@ Les cahiers d'Aflam 2023
Traduit par: Mathilde Rouxel
Une caméra en mouvement, une image qui tremblote sur une route, quelque part, et une voix qui nous lit ce qui semble être une lettre. C’est une lettre adressée à Omar Amiralay par sa collègue et amie de plusieurs décennies, Hala Alabdalla. La voix cherche à envoyer un message à Omar en son absence, ou peut-être à nous dépeindre Omar comme un «réalisateur rebelle», comme il sera décrit plus tard dans le film.

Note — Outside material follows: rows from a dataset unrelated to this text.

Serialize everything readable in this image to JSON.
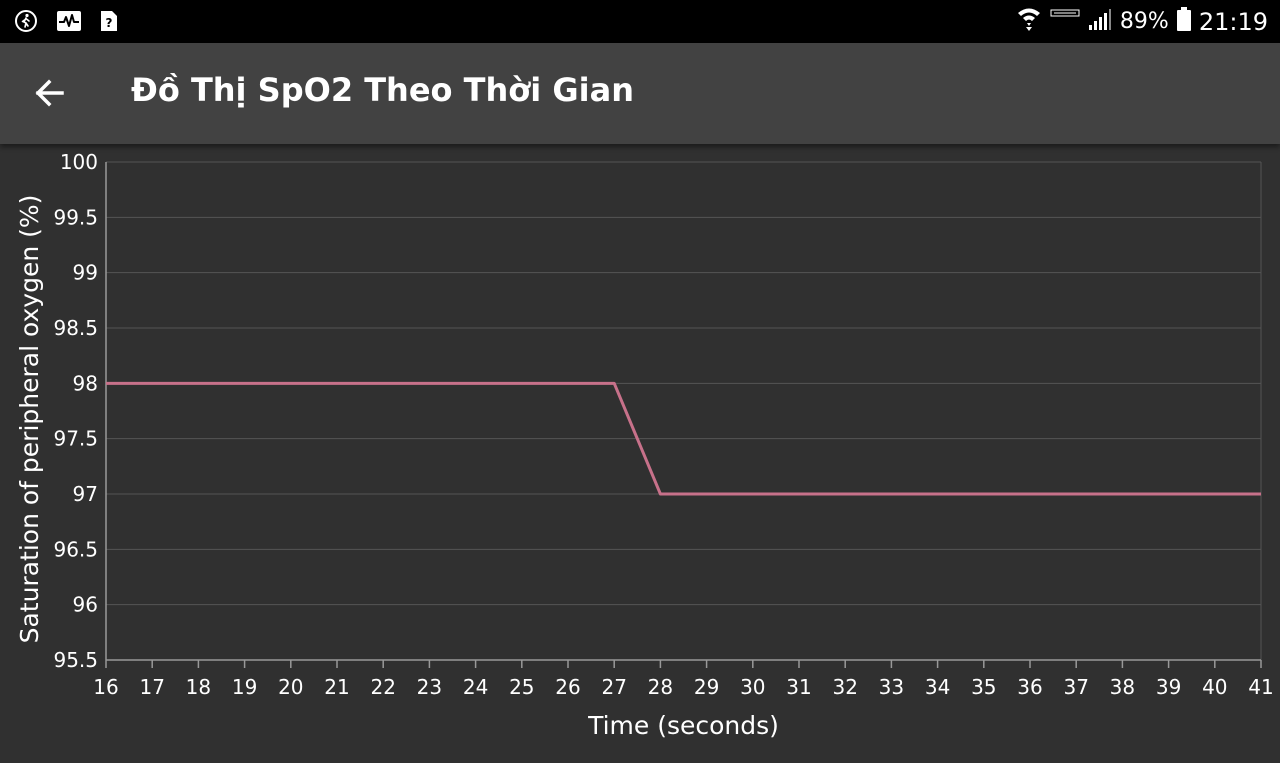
{
  "status_bar": {
    "left_icons": [
      "walk-icon",
      "activity-pulse-icon",
      "unknown-file-icon"
    ],
    "battery_percent": "89%",
    "time": "21:19",
    "right_icons": [
      "wifi-icon",
      "data-icon",
      "signal-icon",
      "battery-icon"
    ]
  },
  "app_bar": {
    "back_icon": "arrow-left-icon",
    "title": "Đồ Thị SpO2 Theo Thời Gian"
  },
  "colors": {
    "background": "#303030",
    "app_bar": "#424242",
    "grid": "#555555",
    "axis": "#999999",
    "text": "#ffffff",
    "line": "#c7718a"
  },
  "chart_data": {
    "type": "line",
    "xlabel": "Time (seconds)",
    "ylabel": "Saturation of peripheral oxygen (%)",
    "ylim": [
      95.5,
      100
    ],
    "xlim": [
      16,
      41
    ],
    "x_ticks": [
      16,
      17,
      18,
      19,
      20,
      21,
      22,
      23,
      24,
      25,
      26,
      27,
      28,
      29,
      30,
      31,
      32,
      33,
      34,
      35,
      36,
      37,
      38,
      39,
      40,
      41
    ],
    "y_ticks": [
      "95.5",
      "96",
      "96.5",
      "97",
      "97.5",
      "98",
      "98.5",
      "99",
      "99.5",
      "100"
    ],
    "grid": true,
    "legend": "none",
    "series": [
      {
        "x": [
          16,
          17,
          18,
          19,
          20,
          21,
          22,
          23,
          24,
          25,
          26,
          27,
          28,
          29,
          30,
          31,
          32,
          33,
          34,
          35,
          36,
          37,
          38,
          39,
          40,
          41
        ],
        "values": [
          98,
          98,
          98,
          98,
          98,
          98,
          98,
          98,
          98,
          98,
          98,
          98,
          97,
          97,
          97,
          97,
          97,
          97,
          97,
          97,
          97,
          97,
          97,
          97,
          97,
          97
        ]
      }
    ]
  }
}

L’image glisse ensuite vers le visage d’Omar. Celui-ci demande pourquoi Hala veut faire un film sur lui. Elle me dira plus tard lors d’un appel téléphonique : «À l’origine, c’est un film sur Omar et ses relations avec les femmes, en particulier avec sa mère. Cela m’intéressait personnellement, mais aussi de manière générale, en raison de son impact et de sa position importante dans la société. Il y avait une aura autour d’Omar, une aura que les autres pouvaient voir».
Alabdalla voulait faire son film avec une approche féministe, en dressant un portrait d’Omar Amiralay qui ne discutait pas directement de ses films. Mais la mort soudaine de ce dernier en février 2011 ne lui a pas permis d’achever ce qu’elle avait commencé.
Environ dix ans après le premier tournage, Alabdalla est retournée à sa matière première pour faire quelque chose de nouveau. Elle s’est appuyée sur les deux longs entretiens qu’ils avaient réalisés tous les deux au domicile d’Amiralay à Damas, alors qu’il s’occupait de sa mère malade, décédée quelques mois plus tard.
Le film qui en résulte a été construit à partir de ces entretiens initiaux, alors que son plan initial prévoyait que le tournage principal aurait lieu plus tard. La résolution des images du film était donc faible, les prises de vue rapides, et le son plutôt pauvre. Mais chacune des deux fois où Omar s’est assis devant la caméra, il a offert à Hala une quantité surprenante d’informations. Il a parlé de son appartenance identitaire, du fait qu’il a d’abord voulu être un officier militaire et non un cinéaste. Il s’imaginait qu’il ferait un bon officier, à l’esprit rebelle. Le cinéma l’a éloigné de tout cela. Il a parlé de sa mère et de la relation qu’il entretient avec elle, mais aussi de la maladie de cette dernière qui joue un rôle central dans le film. Il a discuté avec Hala de cinéma et de ses films.
Le film de Hala est important parce qu’il raconte l’histoire d’Omar Amiralay avec sa propre voix, comme s’il écrivait ses souvenirs - cette fois en parlant devant la caméra. En même temps, un autre film apparaît : le film de Hala. Ses voix off, les extraits qu’elle utilise des films d’Omar, montrent en effet un autre récit, celui d’une lettre écrite par Hala à Omar.
C’est comme si le film était en fait deux films : le premier parle d’Omar, de son travail, de ses pensées et de sa vie, alors que le second raconte la relation de Hala avec Omar, leurs conversations et leur histoire commune. On perçoit ainsi combien, et comment, il lui manque.
Omar Amiralay : la douleur, le temps, le silence appartient à une école du cinéma documentaire syrien, si cette catégorisation a un sens, ce cinéma dont les fondations ont été posées par Omar Amiralay lui-même - ainsi que par d’autres réalisateurs comme Mohammad Malas et Ossama Mohammed. Un courant dont Hala m’a dit par téléphone, s’être éloignée: «Mon travail n’est pas comme celui d’Ossama [Mohammed] et d’Omar [Amiralay]. Ma façon de penser le cinéma est différente. Ma façon de penser l’aventure et la liberté est différente. Je crois au moment présent, sans rechercher la perfection. La perfection me vient en ressentant le plan».
À travers son film, Hala se souvient de son ami Omar, bien qu’elle le réalise à l’attention d’un public qui le regardera 10 ans après sa mort. Elle montre son attachement à cet ami qui lui manque à un public qu’elle ne connaît pas, différent dans différentes villes. Elle s’adresse à lui avec le langage du cinéma en lui montrant à nouveau qu’avec ce film, elle pense à son public d’une manière différente ; elle pense à ce qu’elle veut lui transmettre plutôt qu’à ce qu’il peuvent attendre d’elle. C’est la manière dont Hala a pensé tout au long de sa vie de cinéaste, et c’est l’empreinte qu’elle laisse sur le cinéma syrien - une marque qui ne s’effacera pas facilement avec le temps.